George Marshall’s leadership
The Army’s definition of leadership is “the process of influencing people by providing purpose, direction and motivation while operating to accomplish the mission and improving the organization.” An army leader is anyone who inspires and influences people to accomplish their goals. Leaders motivate people both inside and outside the army to help them pursue their goals, focus thinking, and shape decisions for the better of the army. The united states history is full of great army leader that inspired and continue to inspire us not only by their ability to succeed and accomplish mission but also by their exemplary leadership skills that we can all learn from. George Catlett Marshall is one the best and distinguished leader among them.

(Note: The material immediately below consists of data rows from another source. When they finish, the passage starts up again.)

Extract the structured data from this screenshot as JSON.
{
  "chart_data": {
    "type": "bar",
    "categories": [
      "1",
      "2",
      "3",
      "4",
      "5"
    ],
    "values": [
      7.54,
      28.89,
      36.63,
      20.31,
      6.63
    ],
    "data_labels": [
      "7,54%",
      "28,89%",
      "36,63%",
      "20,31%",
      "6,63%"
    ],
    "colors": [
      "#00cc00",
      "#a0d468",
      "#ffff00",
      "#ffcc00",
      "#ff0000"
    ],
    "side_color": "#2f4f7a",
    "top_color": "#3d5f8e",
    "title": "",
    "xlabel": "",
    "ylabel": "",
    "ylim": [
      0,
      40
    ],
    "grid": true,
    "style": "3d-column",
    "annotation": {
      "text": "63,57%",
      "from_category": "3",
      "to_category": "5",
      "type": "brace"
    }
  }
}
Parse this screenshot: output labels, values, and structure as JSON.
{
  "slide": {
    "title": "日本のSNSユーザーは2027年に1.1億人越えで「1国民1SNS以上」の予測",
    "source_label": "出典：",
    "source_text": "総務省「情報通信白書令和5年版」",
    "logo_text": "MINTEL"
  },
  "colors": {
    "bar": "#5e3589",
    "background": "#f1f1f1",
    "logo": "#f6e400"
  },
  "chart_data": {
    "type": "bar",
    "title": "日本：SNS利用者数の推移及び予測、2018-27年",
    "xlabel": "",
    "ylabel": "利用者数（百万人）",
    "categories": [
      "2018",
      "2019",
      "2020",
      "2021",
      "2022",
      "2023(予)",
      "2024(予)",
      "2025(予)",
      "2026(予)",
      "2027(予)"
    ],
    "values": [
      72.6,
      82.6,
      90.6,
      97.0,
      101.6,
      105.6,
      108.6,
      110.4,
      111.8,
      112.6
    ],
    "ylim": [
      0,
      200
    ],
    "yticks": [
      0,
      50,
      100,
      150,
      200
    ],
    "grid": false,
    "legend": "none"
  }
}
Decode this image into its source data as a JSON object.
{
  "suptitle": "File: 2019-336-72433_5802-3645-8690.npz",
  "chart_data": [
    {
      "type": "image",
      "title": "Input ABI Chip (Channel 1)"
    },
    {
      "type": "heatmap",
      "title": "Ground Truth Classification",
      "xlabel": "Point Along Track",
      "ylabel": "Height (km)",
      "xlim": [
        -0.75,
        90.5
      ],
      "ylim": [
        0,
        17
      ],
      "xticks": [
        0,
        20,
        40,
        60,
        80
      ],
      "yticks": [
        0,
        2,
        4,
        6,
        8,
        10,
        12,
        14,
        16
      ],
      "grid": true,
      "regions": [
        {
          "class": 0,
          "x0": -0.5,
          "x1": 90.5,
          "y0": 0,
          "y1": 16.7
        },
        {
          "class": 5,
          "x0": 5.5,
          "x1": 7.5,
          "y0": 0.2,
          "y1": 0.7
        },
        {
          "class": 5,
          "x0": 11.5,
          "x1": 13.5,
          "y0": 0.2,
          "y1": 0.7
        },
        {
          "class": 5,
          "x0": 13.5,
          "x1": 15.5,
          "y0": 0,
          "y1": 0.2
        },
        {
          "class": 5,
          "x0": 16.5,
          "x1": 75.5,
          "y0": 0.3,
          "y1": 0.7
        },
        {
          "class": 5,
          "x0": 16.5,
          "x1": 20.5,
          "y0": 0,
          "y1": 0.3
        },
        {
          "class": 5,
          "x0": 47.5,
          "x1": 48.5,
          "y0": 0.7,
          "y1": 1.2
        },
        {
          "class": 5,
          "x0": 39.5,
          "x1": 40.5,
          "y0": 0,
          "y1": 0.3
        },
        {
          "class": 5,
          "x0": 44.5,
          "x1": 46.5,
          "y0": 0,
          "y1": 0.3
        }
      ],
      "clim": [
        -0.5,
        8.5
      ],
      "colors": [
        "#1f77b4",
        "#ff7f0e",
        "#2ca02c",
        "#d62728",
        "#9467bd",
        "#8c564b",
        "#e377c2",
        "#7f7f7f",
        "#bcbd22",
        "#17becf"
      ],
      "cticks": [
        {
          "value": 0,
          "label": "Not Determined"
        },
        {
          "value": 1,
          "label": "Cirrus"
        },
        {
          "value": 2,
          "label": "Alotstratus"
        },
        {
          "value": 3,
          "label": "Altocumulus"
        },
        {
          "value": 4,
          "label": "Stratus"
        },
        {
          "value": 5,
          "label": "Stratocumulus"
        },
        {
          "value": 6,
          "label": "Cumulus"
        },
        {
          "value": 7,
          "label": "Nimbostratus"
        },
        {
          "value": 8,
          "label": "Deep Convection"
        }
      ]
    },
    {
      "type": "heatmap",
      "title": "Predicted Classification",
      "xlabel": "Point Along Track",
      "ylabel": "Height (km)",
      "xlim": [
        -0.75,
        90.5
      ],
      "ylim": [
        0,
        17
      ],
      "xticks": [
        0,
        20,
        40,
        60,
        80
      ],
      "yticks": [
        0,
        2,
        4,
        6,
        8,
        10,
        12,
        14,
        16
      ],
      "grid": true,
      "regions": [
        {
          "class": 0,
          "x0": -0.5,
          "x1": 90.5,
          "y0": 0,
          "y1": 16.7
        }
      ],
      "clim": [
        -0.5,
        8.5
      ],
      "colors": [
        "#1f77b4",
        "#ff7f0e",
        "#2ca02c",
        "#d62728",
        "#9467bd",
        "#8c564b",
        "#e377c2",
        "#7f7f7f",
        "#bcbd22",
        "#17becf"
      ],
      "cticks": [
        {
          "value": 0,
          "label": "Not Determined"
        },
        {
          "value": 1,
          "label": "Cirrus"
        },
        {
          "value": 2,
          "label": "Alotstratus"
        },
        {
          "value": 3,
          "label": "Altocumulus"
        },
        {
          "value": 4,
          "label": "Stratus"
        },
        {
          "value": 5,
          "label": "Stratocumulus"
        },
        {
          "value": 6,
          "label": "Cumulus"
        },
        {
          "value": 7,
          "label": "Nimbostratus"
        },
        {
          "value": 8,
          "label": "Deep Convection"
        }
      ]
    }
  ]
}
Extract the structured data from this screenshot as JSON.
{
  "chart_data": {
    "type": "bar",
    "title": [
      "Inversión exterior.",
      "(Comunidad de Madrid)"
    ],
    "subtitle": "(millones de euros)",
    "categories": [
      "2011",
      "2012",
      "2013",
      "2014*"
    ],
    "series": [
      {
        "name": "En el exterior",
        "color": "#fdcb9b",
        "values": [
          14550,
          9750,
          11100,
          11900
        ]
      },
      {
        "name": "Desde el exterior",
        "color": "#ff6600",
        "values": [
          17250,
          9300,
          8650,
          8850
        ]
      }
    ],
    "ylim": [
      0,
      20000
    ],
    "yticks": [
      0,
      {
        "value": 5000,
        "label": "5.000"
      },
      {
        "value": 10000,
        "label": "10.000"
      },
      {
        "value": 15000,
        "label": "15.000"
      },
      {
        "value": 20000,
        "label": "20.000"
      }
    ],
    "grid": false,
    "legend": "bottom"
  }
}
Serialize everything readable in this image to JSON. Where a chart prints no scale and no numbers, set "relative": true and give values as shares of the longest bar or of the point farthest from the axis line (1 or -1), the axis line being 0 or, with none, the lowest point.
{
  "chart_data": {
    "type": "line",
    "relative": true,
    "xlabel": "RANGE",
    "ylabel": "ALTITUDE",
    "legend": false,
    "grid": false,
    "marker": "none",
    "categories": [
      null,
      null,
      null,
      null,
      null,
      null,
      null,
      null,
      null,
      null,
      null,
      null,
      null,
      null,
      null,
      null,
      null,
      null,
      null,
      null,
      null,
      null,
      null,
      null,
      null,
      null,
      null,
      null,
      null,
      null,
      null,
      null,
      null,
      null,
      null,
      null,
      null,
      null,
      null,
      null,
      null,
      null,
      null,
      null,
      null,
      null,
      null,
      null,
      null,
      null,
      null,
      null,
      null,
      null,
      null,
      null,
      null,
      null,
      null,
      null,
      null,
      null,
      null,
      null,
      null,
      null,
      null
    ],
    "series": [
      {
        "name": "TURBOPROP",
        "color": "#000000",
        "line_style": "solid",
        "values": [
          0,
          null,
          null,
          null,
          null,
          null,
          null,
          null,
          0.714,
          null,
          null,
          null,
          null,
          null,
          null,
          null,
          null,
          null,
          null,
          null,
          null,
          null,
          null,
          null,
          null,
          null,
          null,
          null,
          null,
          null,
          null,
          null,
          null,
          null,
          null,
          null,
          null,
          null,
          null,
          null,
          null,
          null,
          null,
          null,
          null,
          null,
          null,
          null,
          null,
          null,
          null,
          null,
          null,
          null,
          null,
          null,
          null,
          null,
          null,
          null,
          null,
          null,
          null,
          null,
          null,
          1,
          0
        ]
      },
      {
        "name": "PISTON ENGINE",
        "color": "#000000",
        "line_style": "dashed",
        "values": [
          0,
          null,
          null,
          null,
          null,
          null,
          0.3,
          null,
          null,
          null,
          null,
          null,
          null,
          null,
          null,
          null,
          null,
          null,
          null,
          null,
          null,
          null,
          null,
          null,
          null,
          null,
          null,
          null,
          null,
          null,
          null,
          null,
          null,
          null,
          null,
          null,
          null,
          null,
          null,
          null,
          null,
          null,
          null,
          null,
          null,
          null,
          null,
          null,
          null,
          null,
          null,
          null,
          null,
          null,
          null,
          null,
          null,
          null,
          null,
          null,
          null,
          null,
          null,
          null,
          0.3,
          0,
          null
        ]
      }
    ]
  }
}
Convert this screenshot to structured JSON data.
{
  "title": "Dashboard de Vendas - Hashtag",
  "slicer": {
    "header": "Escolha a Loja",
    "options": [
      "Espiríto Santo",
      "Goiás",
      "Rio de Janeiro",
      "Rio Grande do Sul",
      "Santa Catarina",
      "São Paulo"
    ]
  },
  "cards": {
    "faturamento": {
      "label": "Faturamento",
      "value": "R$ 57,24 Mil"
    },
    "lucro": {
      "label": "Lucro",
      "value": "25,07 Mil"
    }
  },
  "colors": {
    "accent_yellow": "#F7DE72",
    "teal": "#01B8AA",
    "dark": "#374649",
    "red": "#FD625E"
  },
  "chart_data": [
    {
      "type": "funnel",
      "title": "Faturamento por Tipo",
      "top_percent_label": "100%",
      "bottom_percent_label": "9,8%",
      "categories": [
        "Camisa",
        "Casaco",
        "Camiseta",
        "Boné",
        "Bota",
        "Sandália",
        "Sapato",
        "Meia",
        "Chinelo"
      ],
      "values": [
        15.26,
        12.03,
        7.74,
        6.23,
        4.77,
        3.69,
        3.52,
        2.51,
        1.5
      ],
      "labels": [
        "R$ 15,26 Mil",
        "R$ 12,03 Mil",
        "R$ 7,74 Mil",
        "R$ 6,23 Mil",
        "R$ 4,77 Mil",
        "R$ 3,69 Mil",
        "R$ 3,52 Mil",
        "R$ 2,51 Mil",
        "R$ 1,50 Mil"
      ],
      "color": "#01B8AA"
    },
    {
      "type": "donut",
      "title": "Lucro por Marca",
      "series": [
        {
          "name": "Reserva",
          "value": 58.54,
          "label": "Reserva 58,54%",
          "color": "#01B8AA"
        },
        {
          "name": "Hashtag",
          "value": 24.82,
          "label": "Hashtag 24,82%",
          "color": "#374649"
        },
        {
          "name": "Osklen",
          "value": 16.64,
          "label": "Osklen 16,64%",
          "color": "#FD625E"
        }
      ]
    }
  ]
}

George Marshall was an American statesman and soldier who served as the Chief of Staff of the United States Army under two US Presidents. During his long and illustrious career, he also served as Secretary of State, and then Secretary of Defense, under President Harry S. Truman. As an army man, he gained much fame for his leadership skills during the World War II during which he built and directed the largest army in history and was hailed as one of the military heroes in the Allied victory in World War II by Winston Churchill, the British Prime Minister. A patriotic soul from the very beginning, he decided early on to join the army and enrolled at the Virginia Military Institute. Following his graduation as a senior first captain of the Corps of Cadets, he served in several posts in the Philippines and the United States. During the World War I, he planned the first American attack and victory of the war at Cantigny and played a major role in the planning and coordination of the Meuse-Argonne Offensive. Eventually he became the Chief of Staff and organized the largest military expansion in U.S. history during the World War II. After the war, he was made Secretary of State. As Secretary of State from 1947 to 1949, Marshall received credit for the Marshal Plan for Europe’s post-war rebuilding. He will later be honored with the Nobel Peace Prize in 1953.